Tuesday, August 10, 2010

Donnie George Involved in Looting of Kuwait Museum?

Dr. Donnie George has become an icon to many in the archaeological community. Organizations like SAFE (and the AIA I believe) have honored him with awards.

That is why this recent comment from Dr. Dorothy King (PhDiva) on a blog I did some time back about the looting of the Kuwait Museum deserves greater exposure. See:
http://culturalpropertyobserver.blogspot.com/2010/06/kuwait-museums-missing-treasures.html

Apparently, Dr. George indicated to Dr. King that he was involved in rounding up artifacts from the Kuwait Museum and private collections after Saddam's invasion of Kuwait for transfer back to Bagdhad for "safekeeping."

I suppose Dr. George was "just following orders" from Saddam's henchmen, but ironies abound when one reads this from a SAFE story about the award he received from that organization:

Dr. George...has devoted a large part of his scholarly career to raising awareness of the problems of looted antiquities. He had a long, notable career as an archaeologist in Iraq before being appointed Director-General of Research and Studies at the Iraq Museum in Baghdad in 2000. In 2003 he witnessed firsthand the catastrophic looting of the Museum, and has since become a voice for the effort to recapture the Museum’s stolen artifacts, and the restitution of cultural property in general.

See http://www.savingantiquities.org/event.php?eventID=83

Perhaps people in glass houses really shouldn't throw stones.

Addendum: Dr. George's side of the story has been placed on David Gill's like-minded, "Looting Matters" blog: See http://lootingmatters.blogspot.com/2010/08/donny-george-and-kuwait.html Despite Dr. George's protestations that all was done in accordance with international law, does anyone really believe that Saddam's Baathist regime intended to give everything back voluntarily after the end of hostilities had Iraq prevailed in the First Gulf War? Or is it more likely Saddam's government [which Dr. George willingly served at the time] intended to take the same path as past conquerors like Hitler, Stalin, Napoleon, etc?

Addendum II: Dorothy King has offered additional comments on this story on her own "PhDiva" blog: http://phdiva.blogspot.com/2010/08/looting-of-kuwaiti-museums.html [One should take particular note of the difference between Dr. King's understandings about George's involvement with official looting of private collections in Kuwait and George's current statement that he was not involved in such activities.]
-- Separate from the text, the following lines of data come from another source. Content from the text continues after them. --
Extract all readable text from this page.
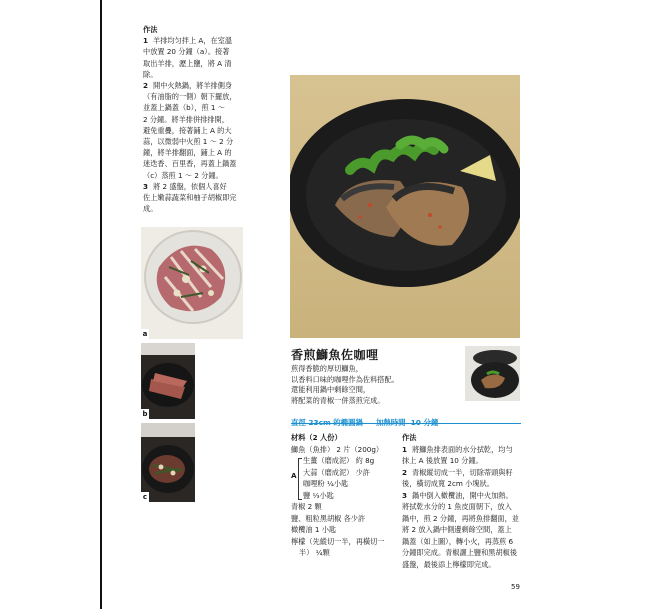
作法

1 羊排均匀拌上 A，在室溫
中放置 20 分鐘（a）。接著
取出羊排，瀝上鹽，將 A 清
除。

2 開中火熱鍋，將羊排側身
（有油脂的一側）朝下擺放，
並蓋上鍋蓋（b），煎 1 ～
2 分鐘。將羊排併排排開，
避免重疊，接著鋪上 A 的大
蒜，以微弱中火煎 1 ～ 2 分
鐘，將羊排翻面，鋪上 A 的
迷迭香、百里香，再蓋上鍋蓋
（c）蒸煎 1 ～ 2 分鐘。

3 將 2 盛盤，依個人喜好
佐上嫩蒜蔬菜和柚子胡椒即完
成。

a
b
c
香煎鰤魚佐咖哩
煎得香脆的厚切鰤魚，
以香料口味的咖哩作為佐料搭配。
還能利用鍋中剩餘空間，
將配菜的青椒一併蒸煎完成。
直徑 23cm 的橢圓鍋 加熱時間 10 分鐘
材料（2 人份）
鰤魚（魚排） 2 片（200g）
A
生薑（磨成泥） 約 8g
大蒜（磨成泥） 少許
咖哩粉 ¼小匙
鹽 ⅓小匙
青椒 2 顆
鹽、粗粒黑胡椒 各少許
橄欖油 1 小匙
檸檬（先縱切一半，再橫切一
半） ¼顆
作法
1 將鰤魚排表面的水分拭乾，均勻
抹上 A 後放置 10 分鐘。
2 青椒縱切成一半，切除蒂頭與籽
後，橫切成寬 2cm 小塊狀。
3 鍋中倒入橄欖油，開中火加熱。
將拭乾水分的 1 魚皮面朝下，放入
鍋中，煎 2 分鐘，再將魚排翻面，並
將 2 放入鍋中側邊剩餘空間，蓋上
鍋蓋（如上圖），轉小火，再蒸煎 6
分鐘即完成。青椒灑上鹽和黑胡椒後
盛盤，最後添上檸檬即完成。
59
Here is the text of her comments:

Some sort of a tempest in a tea cup is going on about Donny George's role in the Iraqi looting of Kuwait, and David Gill has even felt the need to issue a press release. I'm a little surprised that this has become an issue again.

I interviewed Donny George way back in 2006, and asked him about it; he told me, in front of a British Museum employee and on tape, his own account of his role in the Iraqi looting of Kuwaiti Museums.
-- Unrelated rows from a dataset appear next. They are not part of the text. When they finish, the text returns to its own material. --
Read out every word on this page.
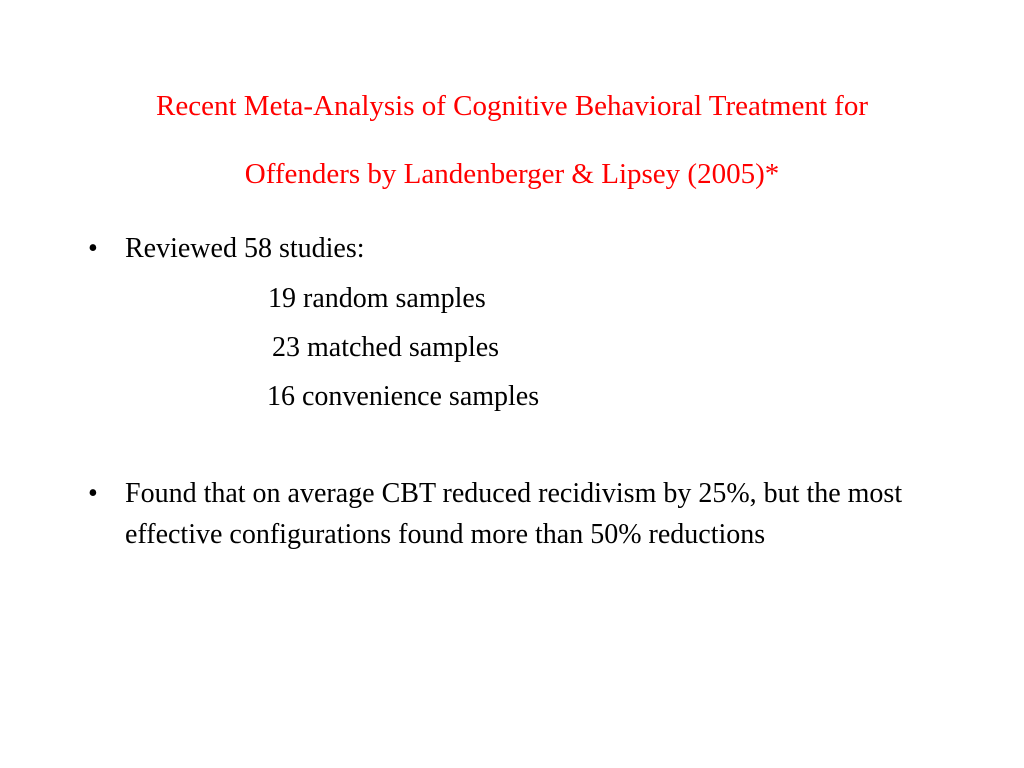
Recent Meta-Analysis of Cognitive Behavioral Treatment for
Offenders by Landenberger & Lipsey (2005)*
• Reviewed 58 studies:
19 random samples
23 matched samples
16 convenience samples
• Found that on average CBT reduced recidivism by 25%, but the most effective configurations found more than 50% reductions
It was old news at the time, and many of us were aware of the fact that Dr George had helped pack up the collections (museum and private) in Kuwait in 1990. It wasn't news to me. It wasn't news to the British Museum employee. And when I wrote up the related conference going on in London for Minerva Magazine, it wasn't news to the editor, who didn't think it was worth including in the summary (available online here).

Yes, Donny George was very much involved in the Iraqi looting of Kuwaiti cultural property. No, Dr George's life is not whiter than white, but then again whose is? He's been working in the real world rather than an Ivory Tower, and so he has had to get his hands dirty over the years. Oh, and let's not forget that Saddam Hussein was in charge of Iraq at the time - so Dr George wouldn't really have been able to say 'no' ... Obviously I wish that the contents of the private collections had been as scrupulously returned as those of the Museum, but it was not to be. The man is not perfect, but he was just obeying orders, and sometimes that's the only option people feel they have.